We study the complexity of inverse cellular automata on configurations of bounded size. Deciding injectivity in this setting is co-NP-complete by a theorem of Durand. We give a simpler proof of this theorem by a direct reduction from UNSAT to this problem, avoiding more complicated intermediate constructions. We also show that one direction of the reduction can be formalized in the weak theory of bounded arithmetic $V^0$. Durand's coNP-completeness result allows one to view inverse cellular automata acting on bounded size configurations as propositional proofs, cf. Cavagnetto, and we prove lower bounds on their size. The proof uses known lower bounds for bounded-depth Frege systems together with the Paris--Wilkie translation of arithmetic proofs into propositional proofs, which allows us to transfer proof complexity lower bounds to our setting.

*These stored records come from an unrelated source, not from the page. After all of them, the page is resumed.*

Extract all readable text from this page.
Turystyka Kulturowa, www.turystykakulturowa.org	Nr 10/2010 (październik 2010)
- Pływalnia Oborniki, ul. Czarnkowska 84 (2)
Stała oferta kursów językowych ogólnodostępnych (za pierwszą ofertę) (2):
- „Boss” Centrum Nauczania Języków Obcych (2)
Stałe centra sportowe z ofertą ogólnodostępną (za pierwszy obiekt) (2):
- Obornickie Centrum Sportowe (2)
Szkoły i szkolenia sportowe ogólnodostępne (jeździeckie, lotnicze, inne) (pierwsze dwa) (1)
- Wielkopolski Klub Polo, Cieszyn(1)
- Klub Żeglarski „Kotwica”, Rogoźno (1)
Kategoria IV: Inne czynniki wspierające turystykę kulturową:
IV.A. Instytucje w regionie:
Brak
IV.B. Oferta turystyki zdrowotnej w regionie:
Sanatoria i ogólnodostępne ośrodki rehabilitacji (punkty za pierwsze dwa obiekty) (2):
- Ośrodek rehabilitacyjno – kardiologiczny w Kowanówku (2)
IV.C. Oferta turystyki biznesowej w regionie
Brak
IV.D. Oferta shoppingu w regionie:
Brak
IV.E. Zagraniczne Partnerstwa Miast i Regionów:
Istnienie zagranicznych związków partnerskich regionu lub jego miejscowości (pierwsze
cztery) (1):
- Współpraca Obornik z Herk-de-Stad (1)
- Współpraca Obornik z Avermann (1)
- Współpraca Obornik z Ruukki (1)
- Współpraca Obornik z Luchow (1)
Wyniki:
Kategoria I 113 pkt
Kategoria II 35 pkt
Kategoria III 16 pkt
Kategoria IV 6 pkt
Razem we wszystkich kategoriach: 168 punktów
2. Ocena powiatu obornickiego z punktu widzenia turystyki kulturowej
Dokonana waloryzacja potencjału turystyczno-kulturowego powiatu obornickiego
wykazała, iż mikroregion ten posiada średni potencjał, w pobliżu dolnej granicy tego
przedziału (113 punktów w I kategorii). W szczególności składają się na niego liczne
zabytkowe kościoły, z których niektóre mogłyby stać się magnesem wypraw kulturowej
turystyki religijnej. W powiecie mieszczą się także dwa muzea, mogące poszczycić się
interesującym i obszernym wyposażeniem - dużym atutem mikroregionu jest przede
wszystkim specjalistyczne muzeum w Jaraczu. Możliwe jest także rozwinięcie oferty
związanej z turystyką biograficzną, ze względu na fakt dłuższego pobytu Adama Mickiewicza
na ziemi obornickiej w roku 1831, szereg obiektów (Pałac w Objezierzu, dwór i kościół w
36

翻译：我们研究有界构型上逆元胞自动机的复杂度问题。根据Durand定理，在此设定下判定单射性是co-NP完全的。我们通过从UNSAT到该问题的直接归约（避免更复杂的中间构造），给出了该定理的一个更简洁的证明。我们同时证明，归约的一个方向可以在有界算术的弱理论$V^0$中形式化。Durand的co-NP完全性结果允许将作用于有界构型上的逆元胞自动机视为命题证明（参见Cavagnetto），并证明其大小下界。该证明利用了有界深度Frege系统的已知下界，以及Paris-Wilkie将算术证明转化为命题证明的翻译方法，从而将证明复杂度下界迁移至我们的设定中。